Gracques
- Formation: 2007
- Type: Public Policy Think Tank
- Website: www.lesgracques.fr

= Gracques =

French think tank

The Gracques, named after the Gracchi brothers, are a French Social liberal think-tank.

During the French presidential election of 2007, a group of former high-ranking civil servants published an open letter titled Merci, François ! ("Thank you, François!"), and signed "Les Gracques", in Le Point of 22 March 2007. The manifesto praised François Bayrou, advocated a Social democrat approach for the Socialist Party, and an alignment of the French political spectrum with that of the "great nations of Europe and Northern America", meaning an alliance between the Left and the Centre against the Right-wing.

After the election, the signatories and their sympathisers founded a thinktank, as a Voluntary association (association loi de 1901), and published a formal manifesto.

The Gracques notably define themselves as democratic, liberal, desegregationist, pro-labour, favourable toward state regulation of the economy, favourable toward wealth redistribution, pro-ecology, pro-European, and internationalist.

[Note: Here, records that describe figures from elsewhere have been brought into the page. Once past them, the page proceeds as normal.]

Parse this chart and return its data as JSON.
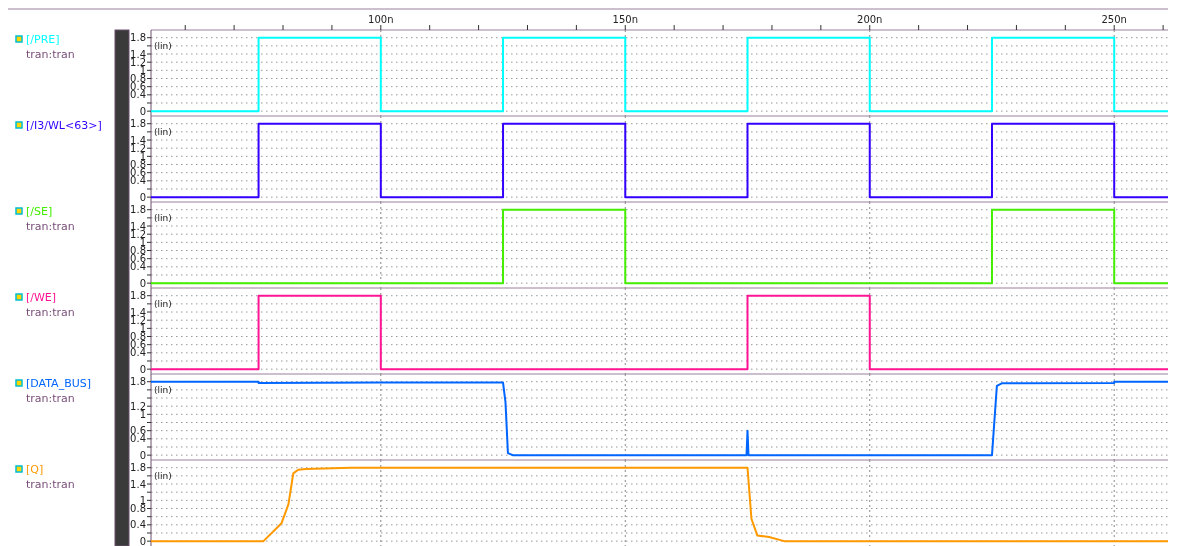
{
  "chart_data": [
    {
      "type": "line",
      "subtitle": "tran:tran",
      "legend": "left",
      "grid": true,
      "annotations": [
        "(lin)"
      ],
      "xlim": [
        53,
        261
      ],
      "ylim": [
        -0.07,
        1.94
      ],
      "xticks": [
        {
          "value": 60,
          "label": null
        },
        {
          "value": 70,
          "label": null
        },
        {
          "value": 80,
          "label": null
        },
        {
          "value": 90,
          "label": null
        },
        {
          "value": 100,
          "label": "100n"
        },
        {
          "value": 110,
          "label": null
        },
        {
          "value": 120,
          "label": null
        },
        {
          "value": 130,
          "label": null
        },
        {
          "value": 140,
          "label": null
        },
        {
          "value": 150,
          "label": "150n"
        },
        {
          "value": 160,
          "label": null
        },
        {
          "value": 170,
          "label": null
        },
        {
          "value": 180,
          "label": null
        },
        {
          "value": 190,
          "label": null
        },
        {
          "value": 200,
          "label": "200n"
        },
        {
          "value": 210,
          "label": null
        },
        {
          "value": 220,
          "label": null
        },
        {
          "value": 230,
          "label": null
        },
        {
          "value": 240,
          "label": null
        },
        {
          "value": 250,
          "label": "250n"
        },
        {
          "value": 260,
          "label": null
        }
      ],
      "yticks": [
        0,
        {
          "value": 0.2,
          "label": null
        },
        0.4,
        0.6,
        0.8,
        1,
        1.2,
        1.4,
        {
          "value": 1.6,
          "label": null
        },
        1.8
      ],
      "series": [
        {
          "name": "[/PRE]",
          "color": "#00ffff",
          "x": [
            53,
            75,
            75,
            100,
            100,
            125,
            125,
            150,
            150,
            175,
            175,
            200,
            200,
            225,
            225,
            250,
            250,
            261
          ],
          "values": [
            0,
            0,
            1.8,
            1.8,
            0,
            0,
            1.8,
            1.8,
            0,
            0,
            1.8,
            1.8,
            0,
            0,
            1.8,
            1.8,
            0,
            0
          ]
        }
      ]
    },
    {
      "type": "line",
      "legend": "left",
      "grid": true,
      "tick_labels": "y",
      "annotations": [
        "(lin)"
      ],
      "xlim": [
        53,
        261
      ],
      "ylim": [
        -0.07,
        1.94
      ],
      "xticks": [
        100,
        150,
        200,
        250
      ],
      "yticks": [
        0,
        {
          "value": 0.2,
          "label": null
        },
        0.4,
        0.6,
        0.8,
        1,
        1.2,
        1.4,
        {
          "value": 1.6,
          "label": null
        },
        1.8
      ],
      "series": [
        {
          "name": "[/I3/WL<63>]",
          "color": "#3300ff",
          "x": [
            53,
            75,
            75,
            100,
            100,
            125,
            125,
            150,
            150,
            175,
            175,
            200,
            200,
            225,
            225,
            250,
            250,
            261
          ],
          "values": [
            0,
            0,
            1.8,
            1.8,
            0,
            0,
            1.8,
            1.8,
            0,
            0,
            1.8,
            1.8,
            0,
            0,
            1.8,
            1.8,
            0,
            0
          ]
        }
      ]
    },
    {
      "type": "line",
      "subtitle": "tran:tran",
      "legend": "left",
      "grid": true,
      "tick_labels": "y",
      "annotations": [
        "(lin)"
      ],
      "xlim": [
        53,
        261
      ],
      "ylim": [
        -0.07,
        1.94
      ],
      "xticks": [
        100,
        150,
        200,
        250
      ],
      "yticks": [
        0,
        {
          "value": 0.2,
          "label": null
        },
        0.4,
        0.6,
        0.8,
        1,
        1.2,
        1.4,
        {
          "value": 1.6,
          "label": null
        },
        1.8
      ],
      "series": [
        {
          "name": "[/SE]",
          "color": "#44ee00",
          "x": [
            53,
            125,
            125,
            150,
            150,
            225,
            225,
            250,
            250,
            261
          ],
          "values": [
            0,
            0,
            1.8,
            1.8,
            0,
            0,
            1.8,
            1.8,
            0,
            0
          ]
        }
      ]
    },
    {
      "type": "line",
      "subtitle": "tran:tran",
      "legend": "left",
      "grid": true,
      "tick_labels": "y",
      "annotations": [
        "(lin)"
      ],
      "xlim": [
        53,
        261
      ],
      "ylim": [
        -0.07,
        1.94
      ],
      "xticks": [
        100,
        150,
        200,
        250
      ],
      "yticks": [
        0,
        {
          "value": 0.2,
          "label": null
        },
        0.4,
        0.6,
        0.8,
        1,
        1.2,
        1.4,
        {
          "value": 1.6,
          "label": null
        },
        1.8
      ],
      "series": [
        {
          "name": "[/WE]",
          "color": "#ff1493",
          "x": [
            53,
            75,
            75,
            100,
            100,
            175,
            175,
            200,
            200,
            261
          ],
          "values": [
            0,
            0,
            1.8,
            1.8,
            0,
            0,
            1.8,
            1.8,
            0,
            0
          ]
        }
      ]
    },
    {
      "type": "line",
      "subtitle": "tran:tran",
      "legend": "left",
      "grid": true,
      "tick_labels": "y",
      "annotations": [
        "(lin)"
      ],
      "xlim": [
        53,
        261
      ],
      "ylim": [
        -0.07,
        1.94
      ],
      "xticks": [
        100,
        150,
        200,
        250
      ],
      "yticks": [
        0,
        {
          "value": 0.2,
          "label": null
        },
        0.4,
        0.6,
        {
          "value": 0.8,
          "label": null
        },
        1,
        1.2,
        {
          "value": 1.4,
          "label": null
        },
        {
          "value": 1.6,
          "label": null
        },
        1.8
      ],
      "series": [
        {
          "name": "[DATA_BUS]",
          "color": "#0066ff",
          "x": [
            53,
            75,
            75,
            100,
            125,
            125.5,
            126,
            127,
            174.8,
            175,
            175.2,
            225,
            226,
            227,
            250,
            250,
            261
          ],
          "values": [
            1.8,
            1.8,
            1.77,
            1.78,
            1.78,
            1.3,
            0.05,
            0,
            0,
            0.6,
            0,
            0,
            1.7,
            1.76,
            1.77,
            1.8,
            1.8
          ]
        }
      ]
    },
    {
      "type": "line",
      "subtitle": "tran:tran",
      "legend": "left",
      "grid": true,
      "tick_labels": "y",
      "annotations": [
        "(lin)"
      ],
      "xlim": [
        53,
        261
      ],
      "ylim": [
        -0.07,
        1.94
      ],
      "xticks": [
        100,
        150,
        200,
        250
      ],
      "yticks": [
        0,
        {
          "value": 0.2,
          "label": null
        },
        0.4,
        {
          "value": 0.6,
          "label": null
        },
        0.8,
        1,
        {
          "value": 1.2,
          "label": null
        },
        1.4,
        {
          "value": 1.6,
          "label": null
        },
        1.8
      ],
      "series": [
        {
          "name": "[Q]",
          "color": "#ff9900",
          "x": [
            53,
            76,
            79.7,
            81.1,
            82.1,
            83.1,
            84.7,
            93.8,
            175,
            175.8,
            177,
            179.4,
            182.5,
            261
          ],
          "values": [
            0,
            0,
            0.44,
            0.9,
            1.66,
            1.75,
            1.77,
            1.8,
            1.8,
            0.55,
            0.14,
            0.1,
            0,
            0
          ]
        }
      ]
    }
  ]
}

The original members have been rumoured to include Jean-Pierre Jouyet, Denis Olivennes, Roger Godino, Matthieu Pigasse, Ariane Obolensky, Bernard Spitz, Guillaume Hannezo, François Villeroy de Galhau, Gilles de Margerie. As of late 2008, the association claims about 770 members. The organisation's Summer Universities in 2007 and 2008 have featured such speakers as Michel Rocard, Anthony Giddens, Walter Veltroni, Peter Mandelson and François Chérèque.